Vou mandar um email e vc me diz, sim

Lord Broken Pottery disse...

Meg,
É verídica, sim.
Beijo

Anônimo disse...

Nunca sei se devo interromper uma dor explicita, e se o faço pela pessoa ou pra servir minha curiosidade...um abraço.

Blog do Beagle disse...

Invadir aquela dor? Jamais! Bjkª. Elza

Silvares disse...

É a questão que tantas vezes se coloca aos artistas: vampirizar ou ser um anjo? Eu, umas vezes vampirizo, outras armo-me em anjinho papudo. Na verdade o coração umas vezes lidera o corpo, outras vezes são os olhos e o cérebro a que estão ligados também entra em cena uma vez ou outra. Vivemos mais do que morremos até ao dia em que o objecto repleto de significados e potencialidades somos nós próprios. É ai que podemos compreender a dimensão da nossa humanidade, na franqueza do olhar com que avistamos a sombra da nossa alma, lá ao fundo.
Um abraço meu Lord.

Lord Broken Pottery disse...

Mani,
Eu também. Depois fico com vergonha desta curiosidade.
Beijo

Elza,
Concordo com você. Bem colocado, não podemos invadir certas dores.
Beijo

Silvares,
"...avistamos a sombra da nossa alma, lá no fundo."
Bonito, bem colocado!
Grande abraço

anna disse...

a dor, creio, tem tons e intensidades muito diferentes de uma peassoa para outra.

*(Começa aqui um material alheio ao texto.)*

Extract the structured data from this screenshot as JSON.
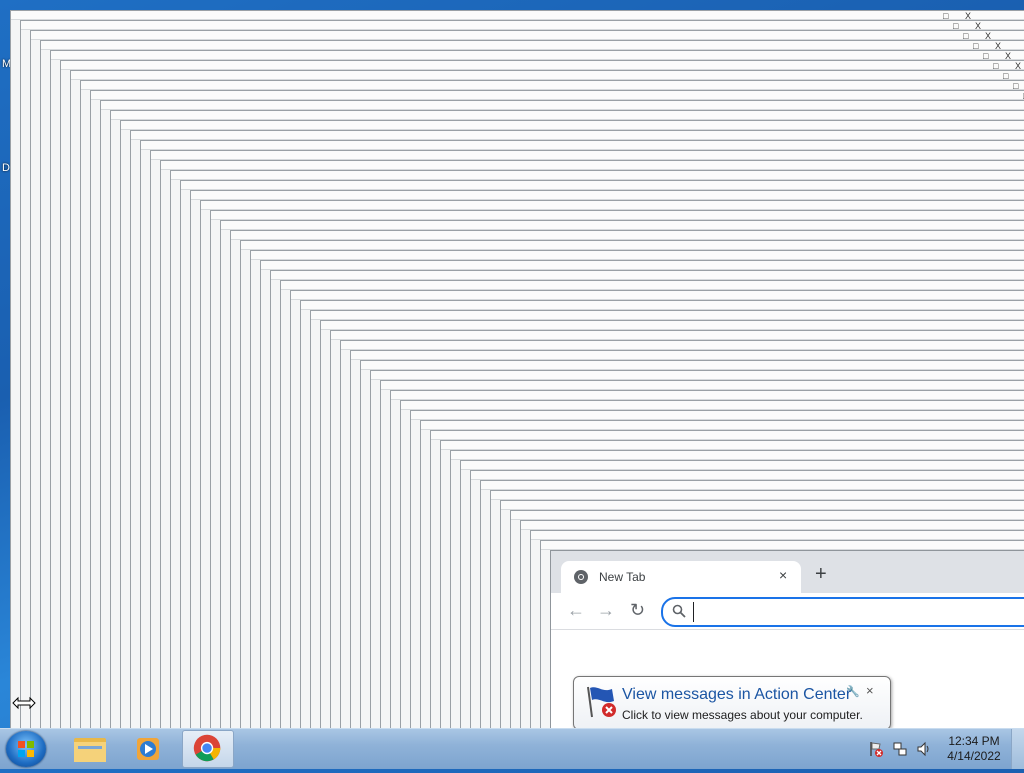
{
  "desktop": {
    "icon_letters": [
      "M",
      "D"
    ]
  },
  "background_window": {
    "title_controls": [
      "_",
      "□",
      "X"
    ]
  },
  "browser": {
    "tab_title": "New Tab",
    "tab_close": "×",
    "new_tab": "+",
    "back_icon": "arrow-left-icon",
    "forward_icon": "arrow-right-icon",
    "reload_icon": "reload-icon",
    "omnibox_value": ""
  },
  "notification": {
    "title": "View messages in Action Center",
    "text": "Click to view messages about your computer.",
    "close": "×"
  },
  "taskbar": {
    "apps": [
      "windows-explorer",
      "windows-media-player",
      "google-chrome"
    ],
    "active_app": "google-chrome",
    "clock_time": "12:34 PM",
    "clock_date": "4/14/2022"
  },
  "colors": {
    "desktop": "#1f6fc4",
    "chrome_accent": "#1a73e8",
    "balloon_title": "#1b55a3"
  }
}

vai saber se não era porque o time dela foi prá segundona?

peri s.c. disse...

Cliks escritos da cidade

abraço

Marie Tourvel disse...

Ei, só agora entrei por aqui. Estou lendo aos poucos e gostando. A querida Meguita que me apresentou.
Um beijo pra você. :)

Léo Mariano disse...

olá Doutor Lord


Rapaz, belo texto sobre seu avô, seu pai, vc e a leitura. Um bonitão jogo de monta e desmonta escritor e leitor.

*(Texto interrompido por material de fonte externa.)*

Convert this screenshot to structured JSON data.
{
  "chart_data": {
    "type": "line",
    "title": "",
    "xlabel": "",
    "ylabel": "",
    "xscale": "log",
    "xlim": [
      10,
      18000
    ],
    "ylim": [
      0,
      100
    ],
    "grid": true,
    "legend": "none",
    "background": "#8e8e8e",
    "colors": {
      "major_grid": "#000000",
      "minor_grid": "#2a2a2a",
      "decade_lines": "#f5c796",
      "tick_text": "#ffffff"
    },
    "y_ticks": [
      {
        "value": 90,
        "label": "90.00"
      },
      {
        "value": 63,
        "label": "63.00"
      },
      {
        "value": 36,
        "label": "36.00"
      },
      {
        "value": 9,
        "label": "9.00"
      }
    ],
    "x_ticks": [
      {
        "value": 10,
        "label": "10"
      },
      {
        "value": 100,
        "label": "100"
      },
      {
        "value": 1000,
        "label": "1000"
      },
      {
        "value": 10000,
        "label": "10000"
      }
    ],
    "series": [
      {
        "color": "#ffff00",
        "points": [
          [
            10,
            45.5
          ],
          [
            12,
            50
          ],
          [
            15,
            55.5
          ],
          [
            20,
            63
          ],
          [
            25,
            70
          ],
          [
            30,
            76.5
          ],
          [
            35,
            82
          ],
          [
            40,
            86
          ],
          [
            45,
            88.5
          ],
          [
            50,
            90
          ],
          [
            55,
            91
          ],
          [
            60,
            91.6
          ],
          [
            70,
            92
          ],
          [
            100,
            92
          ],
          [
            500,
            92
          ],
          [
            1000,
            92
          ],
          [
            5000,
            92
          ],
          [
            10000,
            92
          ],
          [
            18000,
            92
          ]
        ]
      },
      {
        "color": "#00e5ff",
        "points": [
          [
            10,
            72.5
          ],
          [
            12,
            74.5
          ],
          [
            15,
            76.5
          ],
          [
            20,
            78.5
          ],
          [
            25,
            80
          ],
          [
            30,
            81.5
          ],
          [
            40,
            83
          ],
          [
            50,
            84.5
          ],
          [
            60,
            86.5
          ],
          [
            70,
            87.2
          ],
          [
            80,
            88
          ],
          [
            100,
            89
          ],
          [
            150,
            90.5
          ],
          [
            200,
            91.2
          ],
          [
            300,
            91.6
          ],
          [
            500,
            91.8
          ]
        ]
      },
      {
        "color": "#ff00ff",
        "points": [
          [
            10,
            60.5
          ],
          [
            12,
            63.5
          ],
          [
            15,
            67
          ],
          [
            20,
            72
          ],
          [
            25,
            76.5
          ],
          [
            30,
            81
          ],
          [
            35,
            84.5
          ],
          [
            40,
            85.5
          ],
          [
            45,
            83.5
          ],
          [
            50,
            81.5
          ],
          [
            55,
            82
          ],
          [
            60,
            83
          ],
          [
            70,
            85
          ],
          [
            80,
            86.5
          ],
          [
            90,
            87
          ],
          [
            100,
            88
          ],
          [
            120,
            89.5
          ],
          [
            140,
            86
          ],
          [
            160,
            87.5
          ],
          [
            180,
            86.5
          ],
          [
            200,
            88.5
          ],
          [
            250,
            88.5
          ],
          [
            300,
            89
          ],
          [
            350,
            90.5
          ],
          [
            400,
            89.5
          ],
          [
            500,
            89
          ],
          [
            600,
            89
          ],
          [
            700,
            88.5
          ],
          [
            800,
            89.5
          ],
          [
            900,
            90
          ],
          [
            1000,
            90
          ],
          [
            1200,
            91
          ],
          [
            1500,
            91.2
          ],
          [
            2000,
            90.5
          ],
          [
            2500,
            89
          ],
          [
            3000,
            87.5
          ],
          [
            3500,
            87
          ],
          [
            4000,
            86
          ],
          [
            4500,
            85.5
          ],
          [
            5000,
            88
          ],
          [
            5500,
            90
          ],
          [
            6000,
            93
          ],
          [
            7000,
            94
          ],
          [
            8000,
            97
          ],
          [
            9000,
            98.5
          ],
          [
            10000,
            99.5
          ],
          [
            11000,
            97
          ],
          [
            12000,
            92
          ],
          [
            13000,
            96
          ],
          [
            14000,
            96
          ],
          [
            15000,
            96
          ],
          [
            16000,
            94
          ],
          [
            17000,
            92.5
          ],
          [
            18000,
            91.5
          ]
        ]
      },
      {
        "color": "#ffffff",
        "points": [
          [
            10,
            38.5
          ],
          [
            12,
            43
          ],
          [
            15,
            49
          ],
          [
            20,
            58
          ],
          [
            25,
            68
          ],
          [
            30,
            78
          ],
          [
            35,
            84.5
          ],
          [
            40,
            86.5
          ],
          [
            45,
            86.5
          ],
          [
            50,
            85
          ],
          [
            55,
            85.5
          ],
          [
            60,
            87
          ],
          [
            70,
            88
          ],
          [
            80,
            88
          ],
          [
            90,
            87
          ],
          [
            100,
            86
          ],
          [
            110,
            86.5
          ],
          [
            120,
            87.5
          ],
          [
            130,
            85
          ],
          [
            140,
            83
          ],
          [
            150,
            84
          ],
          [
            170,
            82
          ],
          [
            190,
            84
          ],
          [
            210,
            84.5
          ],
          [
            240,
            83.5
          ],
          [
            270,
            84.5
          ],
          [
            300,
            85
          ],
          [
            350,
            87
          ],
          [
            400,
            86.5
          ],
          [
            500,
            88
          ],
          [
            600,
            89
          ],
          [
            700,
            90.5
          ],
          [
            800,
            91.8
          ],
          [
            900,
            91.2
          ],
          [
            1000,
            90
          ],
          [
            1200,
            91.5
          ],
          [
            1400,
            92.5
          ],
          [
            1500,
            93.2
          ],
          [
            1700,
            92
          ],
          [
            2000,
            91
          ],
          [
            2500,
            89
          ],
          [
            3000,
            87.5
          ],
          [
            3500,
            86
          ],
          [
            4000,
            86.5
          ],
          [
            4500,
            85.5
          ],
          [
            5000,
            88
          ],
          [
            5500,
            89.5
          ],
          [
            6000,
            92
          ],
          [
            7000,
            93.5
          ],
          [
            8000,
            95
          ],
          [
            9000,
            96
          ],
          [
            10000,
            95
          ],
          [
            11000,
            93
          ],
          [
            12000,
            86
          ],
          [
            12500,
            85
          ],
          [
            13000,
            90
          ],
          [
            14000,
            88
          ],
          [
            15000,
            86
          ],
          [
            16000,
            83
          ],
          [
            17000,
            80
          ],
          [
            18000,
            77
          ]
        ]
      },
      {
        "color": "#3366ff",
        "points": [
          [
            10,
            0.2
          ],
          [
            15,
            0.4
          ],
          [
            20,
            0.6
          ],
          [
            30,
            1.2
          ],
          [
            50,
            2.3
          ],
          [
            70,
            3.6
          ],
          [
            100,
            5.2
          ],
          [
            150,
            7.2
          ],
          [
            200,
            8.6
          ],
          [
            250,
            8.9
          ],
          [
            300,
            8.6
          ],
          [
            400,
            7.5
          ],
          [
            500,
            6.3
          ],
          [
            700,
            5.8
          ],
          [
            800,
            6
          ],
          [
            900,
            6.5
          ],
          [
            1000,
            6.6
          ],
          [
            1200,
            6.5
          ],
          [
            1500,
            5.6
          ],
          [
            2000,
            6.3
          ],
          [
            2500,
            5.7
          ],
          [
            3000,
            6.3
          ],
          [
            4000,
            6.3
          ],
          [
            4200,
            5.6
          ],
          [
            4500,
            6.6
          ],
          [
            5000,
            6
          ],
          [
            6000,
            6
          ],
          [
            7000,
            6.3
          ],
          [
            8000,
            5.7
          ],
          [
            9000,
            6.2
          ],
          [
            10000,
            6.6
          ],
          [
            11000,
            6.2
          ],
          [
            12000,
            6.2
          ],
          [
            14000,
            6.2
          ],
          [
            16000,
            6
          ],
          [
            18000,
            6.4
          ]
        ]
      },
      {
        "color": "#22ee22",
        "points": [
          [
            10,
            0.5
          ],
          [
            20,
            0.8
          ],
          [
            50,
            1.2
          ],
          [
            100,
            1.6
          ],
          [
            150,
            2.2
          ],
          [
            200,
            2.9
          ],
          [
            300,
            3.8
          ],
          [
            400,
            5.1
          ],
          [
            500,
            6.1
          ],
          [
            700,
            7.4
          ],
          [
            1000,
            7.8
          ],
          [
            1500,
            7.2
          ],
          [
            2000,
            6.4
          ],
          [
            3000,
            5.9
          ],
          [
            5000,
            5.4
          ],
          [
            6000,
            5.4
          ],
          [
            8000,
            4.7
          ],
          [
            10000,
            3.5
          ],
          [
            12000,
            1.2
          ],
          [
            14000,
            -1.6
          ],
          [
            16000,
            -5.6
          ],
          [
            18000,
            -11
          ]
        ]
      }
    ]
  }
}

Faço coro com a Marie. Eita Meg, né não!

abs :D

Anônimo disse...

Querido Lord:
Você foi citado no blog Dito Assim,onde coincidentemente soube de sua gloriosa hereditariedade.
Abraços
Günther.

Lord Broken Pottery disse...

Günter, meu amigo,
Legal saber que você foi aluno do meu pai. Se o mundo é pequeno, a blogosfera talvez seja menor. Sempre tive curiosidade em saber como seria o velho em sala de aula. Em casa, momentos de auto-crítica, ele revelava que tratava os alunos com firmeza, dizia-se bravo. Será?
Grande abraço

Anônimo disse...

Em nosso caso não.Nossa turma era à noite e quem não trabalhava de dia,cursava outra universidade,como era meu caso.As aulas fluíam,descansadamente com comentários e análises ,digo assim,
integração e troca entre entrevistado e platéia.Ninguém perdia as aulas dêle.Fui um privilegiado.
Günther.

Lord Broken Pottery disse...

Günter,
Legal saber. Ver você falando assim, me deu uma puta saudade dele.